Oczywiście uwielbiamy je kiedy bierzemy w nich udział, a nienawidzimy kiedy dzieją się bez nas i to w dodatku w mieszkaniu nad nami, w piątkową noc.
Tak też było u mnie wczoraj. Pół godziny po północy ledwo żywa, bo z mega przeziębieniem postanowiłam działać i zorganizować sobie ciszę.
Zwlekłam się z łóżka, spojrzałam w lustro. Nie było tragicznie: ciepła, świąteczna pidżama w renifery, grube skarpety i do tego choroba na twarzy wróżyły sukces ? Swój waleczny strój uzupełniłam o puchate papcie i bluzę dresową.
Zaopatrzona w takie bojowe umundurowanie z impetem wyszłam na klatkę schodową i niczym błyskawica znalazłam się pod drzwiami sąsiadów.
Nie zastanawiając się ani chwili przystąpiłam do działania i na klatce rozległo się dynamiczne pukanie do drzwi, którym zdarza mi często budzić podejrzanych o 6 rano ??”
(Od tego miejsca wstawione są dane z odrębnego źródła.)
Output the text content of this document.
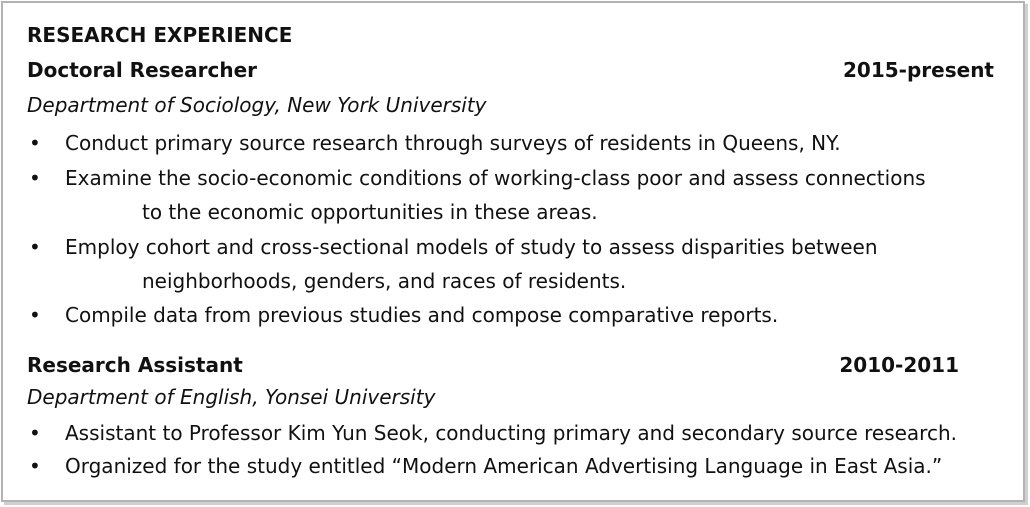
RESEARCH EXPERIENCE
Doctoral Researcher	2015-present
Department of Sociology, New York University
• Conduct primary source research through surveys of residents in Queens, NY.
• Examine the socio-economic conditions of working-class poor and assess connections
to the economic opportunities in these areas.
• Employ cohort and cross-sectional models of study to assess disparities between
neighborhoods, genders, and races of residents.
• Compile data from previous studies and compose comparative reports.
Research Assistant	2010-2011
Department of English, Yonsei University
• Assistant to Professor Kim Yun Seok, conducting primary and secondary source research.
• Organized for the study entitled “Modern American Advertising Language in East Asia.”
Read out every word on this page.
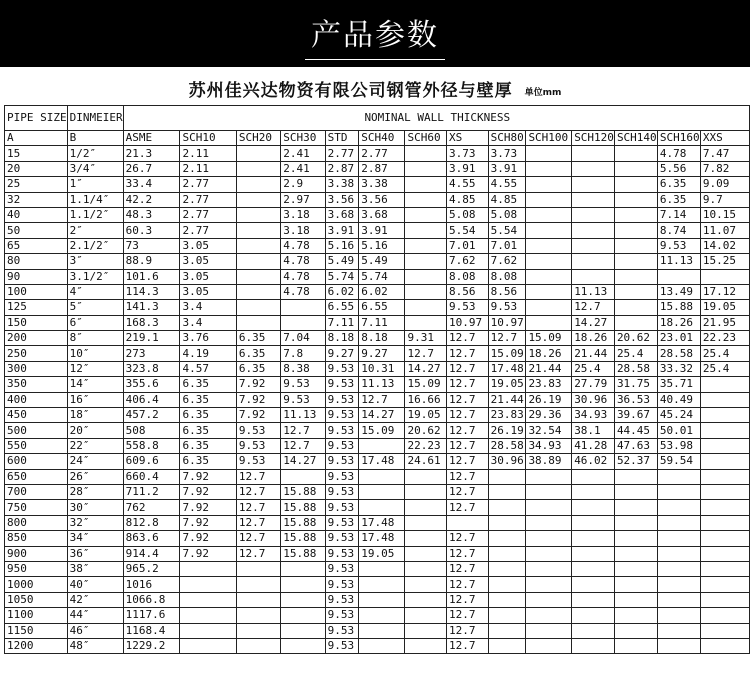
产品参数
苏州佳兴达物资有限公司钢管外径与壁厚 单位mm
PIPE SIZE	DINMEIER	NOMINAL WALL THICKNESS													
A	B	ASME	SCH10	SCH20	SCH30	STD	SCH40	SCH60	XS	SCH80	SCH100	SCH120	SCH140	SCH160	XXS
15	1/2″	21.3	2.11		2.41	2.77	2.77		3.73	3.73				4.78	7.47
20	3/4″	26.7	2.11		2.41	2.87	2.87		3.91	3.91				5.56	7.82
25	1″	33.4	2.77		2.9	3.38	3.38		4.55	4.55				6.35	9.09
32	1.1/4″	42.2	2.77		2.97	3.56	3.56		4.85	4.85				6.35	9.7
40	1.1/2″	48.3	2.77		3.18	3.68	3.68		5.08	5.08				7.14	10.15
50	2″	60.3	2.77		3.18	3.91	3.91		5.54	5.54				8.74	11.07
65	2.1/2″	73	3.05		4.78	5.16	5.16		7.01	7.01				9.53	14.02
80	3″	88.9	3.05		4.78	5.49	5.49		7.62	7.62				11.13	15.25
90	3.1/2″	101.6	3.05		4.78	5.74	5.74		8.08	8.08					
100	4″	114.3	3.05		4.78	6.02	6.02		8.56	8.56		11.13		13.49	17.12
125	5″	141.3	3.4			6.55	6.55		9.53	9.53		12.7		15.88	19.05
150	6″	168.3	3.4			7.11	7.11		10.97	10.97		14.27		18.26	21.95
200	8″	219.1	3.76	6.35	7.04	8.18	8.18	9.31	12.7	12.7	15.09	18.26	20.62	23.01	22.23
250	10″	273	4.19	6.35	7.8	9.27	9.27	12.7	12.7	15.09	18.26	21.44	25.4	28.58	25.4
300	12″	323.8	4.57	6.35	8.38	9.53	10.31	14.27	12.7	17.48	21.44	25.4	28.58	33.32	25.4
350	14″	355.6	6.35	7.92	9.53	9.53	11.13	15.09	12.7	19.05	23.83	27.79	31.75	35.71	
400	16″	406.4	6.35	7.92	9.53	9.53	12.7	16.66	12.7	21.44	26.19	30.96	36.53	40.49	
450	18″	457.2	6.35	7.92	11.13	9.53	14.27	19.05	12.7	23.83	29.36	34.93	39.67	45.24	
500	20″	508	6.35	9.53	12.7	9.53	15.09	20.62	12.7	26.19	32.54	38.1	44.45	50.01	
550	22″	558.8	6.35	9.53	12.7	9.53		22.23	12.7	28.58	34.93	41.28	47.63	53.98	
600	24″	609.6	6.35	9.53	14.27	9.53	17.48	24.61	12.7	30.96	38.89	46.02	52.37	59.54	
650	26″	660.4	7.92	12.7		9.53			12.7						
700	28″	711.2	7.92	12.7	15.88	9.53			12.7						
750	30″	762	7.92	12.7	15.88	9.53			12.7						
800	32″	812.8	7.92	12.7	15.88	9.53	17.48								
850	34″	863.6	7.92	12.7	15.88	9.53	17.48		12.7						
900	36″	914.4	7.92	12.7	15.88	9.53	19.05		12.7						
950	38″	965.2				9.53			12.7						
1000	40″	1016				9.53			12.7						
1050	42″	1066.8				9.53			12.7						
1100	44″	1117.6				9.53			12.7						
1150	46″	1168.4				9.53			12.7						
1200	48″	1229.2				9.53			12.7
Po chwili muzyka przycichła, drzwi się otworzyły i spojrzało na mnie kilka par oczu ???
Nie tracąc czasu przeszłam do sedna:
„Fajnie, że się bawicie, ale róbcie to ciszej, bo będę zmuszona wezwać policję”
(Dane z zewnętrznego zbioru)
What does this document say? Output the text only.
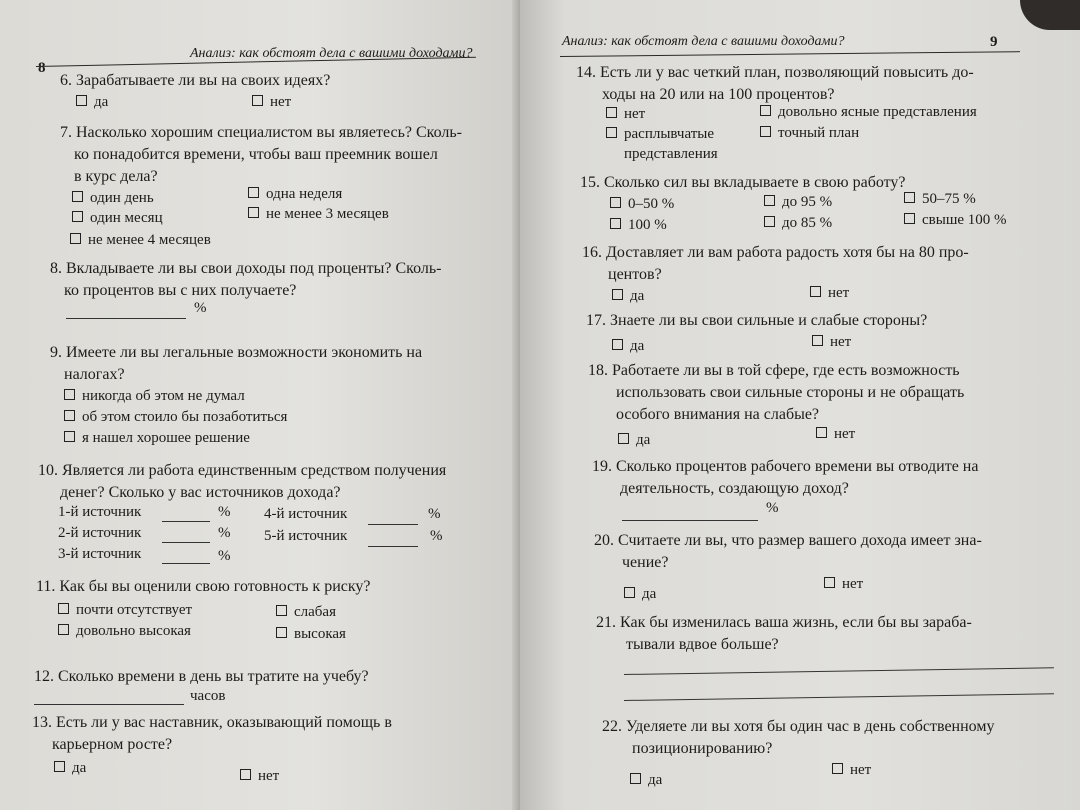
8
Анализ: как обстоят дела с вашими доходами?
6. Зарабатываете ли вы на своих идеях?
да	нет
7. Насколько хорошим специалистом вы являетесь? Сколь-
ко понадобится времени, чтобы ваш преемник вошел
в курс дела?
один день	одна неделя
один месяц	не менее 3 месяцев
не менее 4 месяцев
8. Вкладываете ли вы свои доходы под проценты? Сколь-
ко процентов вы с них получаете?
%
9. Имеете ли вы легальные возможности экономить на
налогах?
никогда об этом не думал
об этом стоило бы позаботиться
я нашел хорошее решение
10. Является ли работа единственным средством получения
денег? Сколько у вас источников дохода?
1-й источник	%
2-й источник	%
3-й источник	%
4-й источник	%
5-й источник	%
11. Как бы вы оценили свою готовность к риску?
почти отсутствует	слабая
довольно высокая	высокая
12. Сколько времени в день вы тратите на учебу?
часов
13. Есть ли у вас наставник, оказывающий помощь в
карьерном росте?
да	нет
Анализ: как обстоят дела с вашими доходами?	9
14. Есть ли у вас четкий план, позволяющий повысить до-
ходы на 20 или на 100 процентов?
нет	довольно ясные представления
расплывчатые	точный план
представления
15. Сколько сил вы вкладываете в свою работу?
0–50 %	до 95 %	50–75 %
100 %	до 85 %	свыше 100 %
16. Доставляет ли вам работа радость хотя бы на 80 про-
центов?
да	нет
17. Знаете ли вы свои сильные и слабые стороны?
да	нет
18. Работаете ли вы в той сфере, где есть возможность
использовать свои сильные стороны и не обращать
особого внимания на слабые?
да	нет
19. Сколько процентов рабочего времени вы отводите на
деятельность, создающую доход?
%
20. Считаете ли вы, что размер вашего дохода имеет зна-
чение?
да
нет
21. Как бы изменилась ваша жизнь, если бы вы зараба-
тывали вдвое больше?
22. Уделяете ли вы хотя бы один час в день собственному
позиционированию?
да
нет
Oczy patrzących robiły się coraz większe i zastanawiam się, czy to moje słowa czy też mój ubiór spowodowały taki wytrzeszcz ? bo nie mogli wiedzieć, że policja stoi już u ich drzwi ? (nikt w mojej klatce nie wie gdzie pracuję) ?♀️
Zdołali z siebie jedynie wydusić:
-„Dobrze, przepraszamy”
Kurtyna
Cała akcja trwała max 30 sekund i po niej impreza trwała dalej, ale już bez muzyki. Także i wilk syty i owca cała ?
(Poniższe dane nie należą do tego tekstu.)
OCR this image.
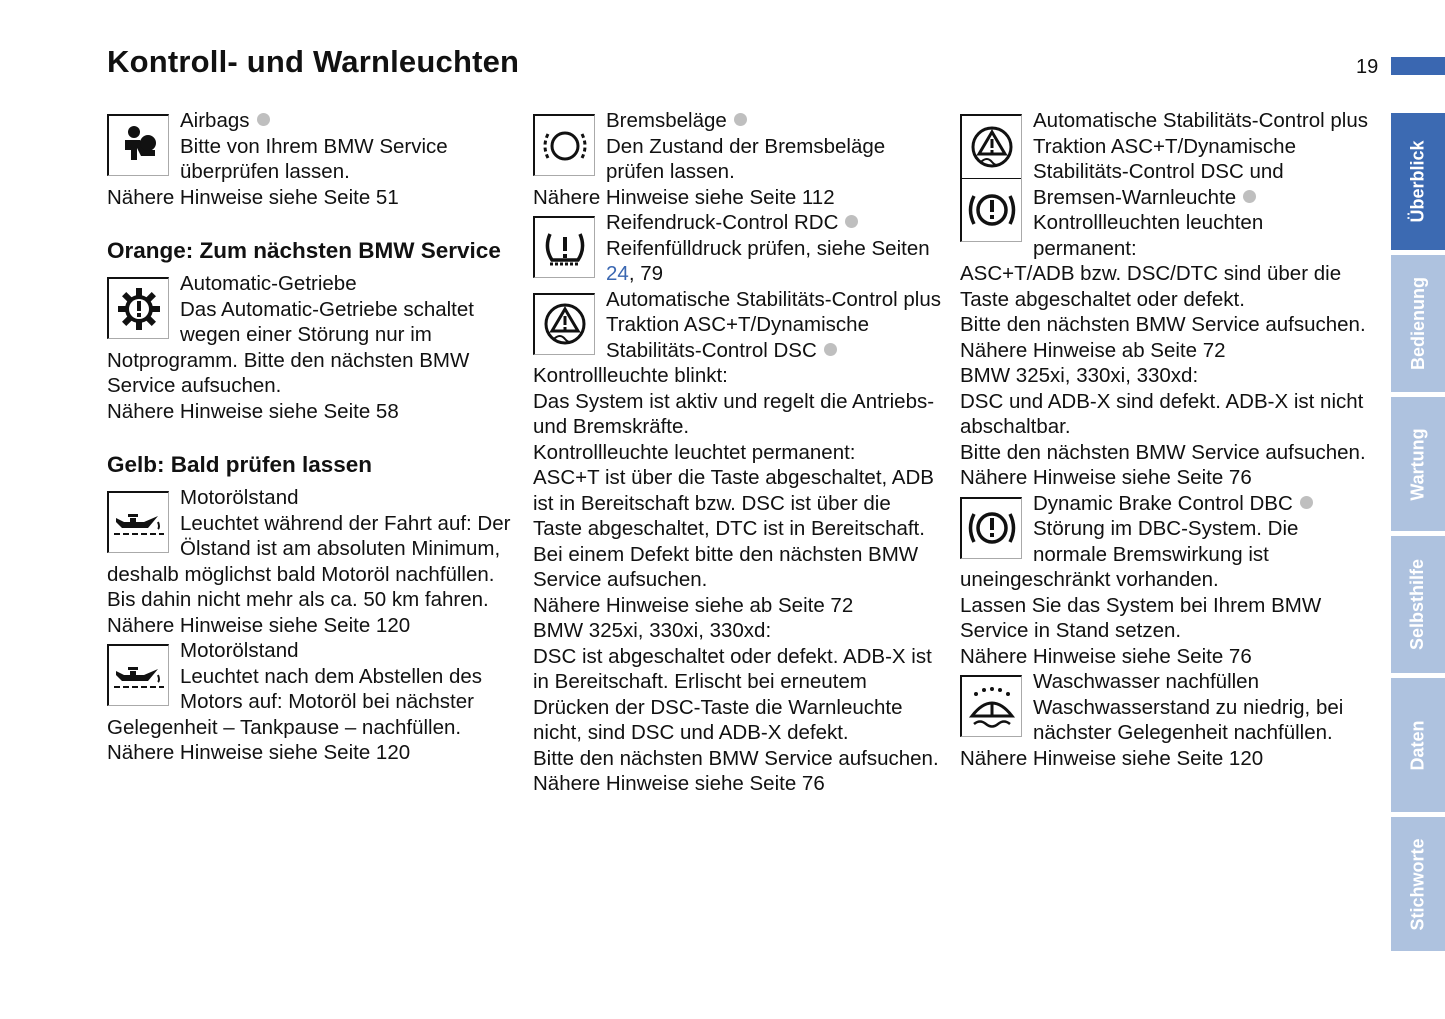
Kontroll- und Warnleuchten	19
Überblick
Bedienung
Wartung
Selbsthilfe
Daten
Stichworte

Airbags

Bitte von Ihrem BMW Service überprüfen lassen.

Nähere Hinweise siehe Seite 51

Orange: Zum nächsten BMW Service

Automatic-Getriebe

Das Automatic-Getriebe schaltet wegen einer Störung nur im Notprogramm. Bitte den nächsten BMW Service aufsuchen.

Nähere Hinweise siehe Seite 58

Gelb: Bald prüfen lassen

Motorölstand

Leuchtet während der Fahrt auf: Der Ölstand ist am absoluten Minimum, deshalb möglichst bald Motoröl nachfüllen. Bis dahin nicht mehr als ca. 50 km fahren.

Nähere Hinweise siehe Seite 120

Motorölstand

Leuchtet nach dem Abstellen des Motors auf: Motoröl bei nächster Gelegenheit – Tankpause – nachfüllen.

Nähere Hinweise siehe Seite 120

Bremsbeläge

Den Zustand der Bremsbeläge prüfen lassen.

Nähere Hinweise siehe Seite 112

Reifendruck-Control RDC

Reifenfülldruck prüfen, siehe Seiten 24, 79

Automatische Stabilitäts-Control plus Traktion ASC+T/Dynamische Stabilitäts-Control DSC

Kontrollleuchte blinkt:

Das System ist aktiv und regelt die Antriebs- und Bremskräfte.

Kontrollleuchte leuchtet permanent:

ASC+T ist über die Taste abgeschaltet, ADB ist in Bereitschaft bzw. DSC ist über die Taste abgeschaltet, DTC ist in Bereitschaft.

Bei einem Defekt bitte den nächsten BMW Service aufsuchen.

Nähere Hinweise siehe ab Seite 72

BMW 325xi, 330xi, 330xd:

DSC ist abgeschaltet oder defekt. ADB-X ist in Bereitschaft. Erlischt bei erneutem Drücken der DSC-Taste die Warnleuchte nicht, sind DSC und ADB-X defekt.

Bitte den nächsten BMW Service aufsuchen.

Nähere Hinweise siehe Seite 76

Automatische Stabilitäts-Control plus Traktion ASC+T/Dynamische Stabilitäts-Control DSC und Bremsen-Warnleuchte

Kontrollleuchten leuchten permanent:

ASC+T/ADB bzw. DSC/DTC sind über die Taste abgeschaltet oder defekt.

Bitte den nächsten BMW Service aufsuchen.

Nähere Hinweise ab Seite 72

BMW 325xi, 330xi, 330xd:

DSC und ADB-X sind defekt. ADB-X ist nicht abschaltbar.

Bitte den nächsten BMW Service aufsuchen.

Nähere Hinweise siehe Seite 76

Dynamic Brake Control DBC

Störung im DBC-System. Die normale Bremswirkung ist uneingeschränkt vorhanden.

Lassen Sie das System bei Ihrem BMW Service in Stand setzen.

Nähere Hinweise siehe Seite 76

Waschwasser nachfüllen

Waschwasserstand zu niedrig, bei nächster Gelegenheit nachfüllen.

Nähere Hinweise siehe Seite 120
Zastanawiasz się czemu to piszę? Zdecydowanie nie po to, aby pochwalić się pidżamą w renifery, ale po to aby powiedzieć Ci, że w podobnej sytuacji warto najpierw zapukać do sąsiada i poprosić go o ściszenie muzyki, a jeżeli to nie poskutkuje to dopiero wtedy wykręcić 112 i prosić o interwencję policji ?♀️?♂️
Pamiętaj, że 99% takich sąsiedzkich sytuacji możesz rozwiązać sam. A dzięki temu patrol policji może być wtedy w miejscu gdzie jest niezbędny.